The issue of what must be demonstrated in order to divest a court of subject matter jurisdiction when there is a workers compensation issue present has been the matter of significant debate over the last few years. The appellate decisions in this area of law have been somewhat inconsistent. Most of these appellate decisions, along with my thoughts, may be found on this blog.
But for carriers that write certain segments of the livery business, this case might be significant. I say the word “might” because recourse to the record on appeal is necessary to answer the many questions I have on this issue. Of course, if someone would be nice enough to email me the motion papers in this case, I would be most appreciative.

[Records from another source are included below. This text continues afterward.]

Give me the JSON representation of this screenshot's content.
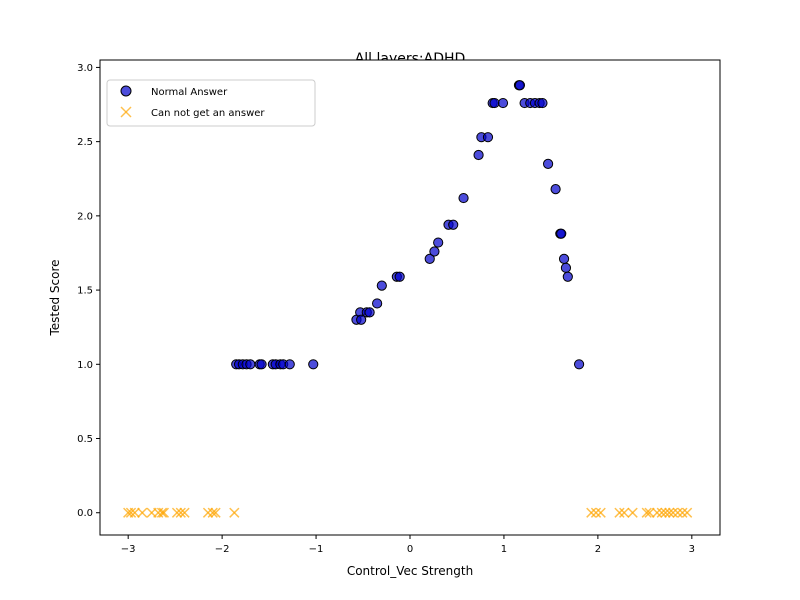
{
  "chart_data": {
    "type": "scatter",
    "title": "All layers:ADHD",
    "xlabel": "Control_Vec Strength",
    "ylabel": "Tested Score",
    "xlim": [
      -3.3,
      3.3
    ],
    "ylim": [
      -0.15,
      3.05
    ],
    "xticks": [
      -3,
      -2,
      -1,
      0,
      1,
      2,
      3
    ],
    "xtick_labels": [
      "−3",
      "−2",
      "−1",
      "0",
      "1",
      "2",
      "3"
    ],
    "yticks": [
      0.0,
      0.5,
      1.0,
      1.5,
      2.0,
      2.5,
      3.0
    ],
    "ytick_labels": [
      "0.0",
      "0.5",
      "1.0",
      "1.5",
      "2.0",
      "2.5",
      "3.0"
    ],
    "grid": false,
    "legend_position": "top-left",
    "series": [
      {
        "name": "Normal Answer",
        "marker": "circle",
        "color": "#0000cc",
        "edge_color": "#000000",
        "points": [
          [
            -1.85,
            1.0
          ],
          [
            -1.82,
            1.0
          ],
          [
            -1.78,
            1.0
          ],
          [
            -1.74,
            1.0
          ],
          [
            -1.7,
            1.0
          ],
          [
            -1.6,
            1.0
          ],
          [
            -1.58,
            1.0
          ],
          [
            -1.46,
            1.0
          ],
          [
            -1.43,
            1.0
          ],
          [
            -1.38,
            1.0
          ],
          [
            -1.35,
            1.0
          ],
          [
            -1.28,
            1.0
          ],
          [
            -1.03,
            1.0
          ],
          [
            -0.57,
            1.3
          ],
          [
            -0.53,
            1.35
          ],
          [
            -0.52,
            1.3
          ],
          [
            -0.46,
            1.35
          ],
          [
            -0.43,
            1.35
          ],
          [
            -0.35,
            1.41
          ],
          [
            -0.3,
            1.53
          ],
          [
            -0.14,
            1.59
          ],
          [
            -0.11,
            1.59
          ],
          [
            0.21,
            1.71
          ],
          [
            0.26,
            1.76
          ],
          [
            0.3,
            1.82
          ],
          [
            0.41,
            1.94
          ],
          [
            0.46,
            1.94
          ],
          [
            0.57,
            2.12
          ],
          [
            0.73,
            2.41
          ],
          [
            0.76,
            2.53
          ],
          [
            0.83,
            2.53
          ],
          [
            0.88,
            2.76
          ],
          [
            0.9,
            2.76
          ],
          [
            0.99,
            2.76
          ],
          [
            1.16,
            2.88
          ],
          [
            1.17,
            2.88
          ],
          [
            1.22,
            2.76
          ],
          [
            1.28,
            2.76
          ],
          [
            1.33,
            2.76
          ],
          [
            1.38,
            2.76
          ],
          [
            1.41,
            2.76
          ],
          [
            1.47,
            2.35
          ],
          [
            1.55,
            2.18
          ],
          [
            1.6,
            1.88
          ],
          [
            1.61,
            1.88
          ],
          [
            1.64,
            1.71
          ],
          [
            1.66,
            1.65
          ],
          [
            1.68,
            1.59
          ],
          [
            1.8,
            1.0
          ]
        ]
      },
      {
        "name": "Can not get an answer",
        "marker": "x",
        "color": "#ffa500",
        "points": [
          [
            -3.0,
            0.0
          ],
          [
            -2.97,
            0.0
          ],
          [
            -2.93,
            0.0
          ],
          [
            -2.85,
            0.0
          ],
          [
            -2.75,
            0.0
          ],
          [
            -2.68,
            0.0
          ],
          [
            -2.64,
            0.0
          ],
          [
            -2.62,
            0.0
          ],
          [
            -2.48,
            0.0
          ],
          [
            -2.44,
            0.0
          ],
          [
            -2.4,
            0.0
          ],
          [
            -2.15,
            0.0
          ],
          [
            -2.1,
            0.0
          ],
          [
            -2.07,
            0.0
          ],
          [
            -1.87,
            0.0
          ],
          [
            1.93,
            0.0
          ],
          [
            1.98,
            0.0
          ],
          [
            2.03,
            0.0
          ],
          [
            2.23,
            0.0
          ],
          [
            2.28,
            0.0
          ],
          [
            2.37,
            0.0
          ],
          [
            2.52,
            0.0
          ],
          [
            2.55,
            0.0
          ],
          [
            2.63,
            0.0
          ],
          [
            2.68,
            0.0
          ],
          [
            2.72,
            0.0
          ],
          [
            2.76,
            0.0
          ],
          [
            2.8,
            0.0
          ],
          [
            2.85,
            0.0
          ],
          [
            2.9,
            0.0
          ],
          [
            2.95,
            0.0
          ]
        ]
      }
    ]
  }
}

Dunn v American Tr. Ins. Co., 2010 NY Slip Op 01757 (2d Dept. 2010)
“In this case, the defendant’s motion presented factual questions as to the plaintiff’s “status as either an independent contractor, as he claims he is, or as an employee of” a car service dispatch base, as the defendant claims (Arvatz v Empire Mut. Ins. Co., 171 AD2d 262, 269). Resolution of these questions “is best suited for determination by the [Workers’ Compensation] Board, given its expertise in the area” (id. at 269). Accordingly, prior to rendering a determination on the motion, the Supreme Court should have referred the matter to the Workers’ Compensation Board for a hearing and determination as to whether the plaintiff is relegated to benefits under the Workers’ Compensation Law.”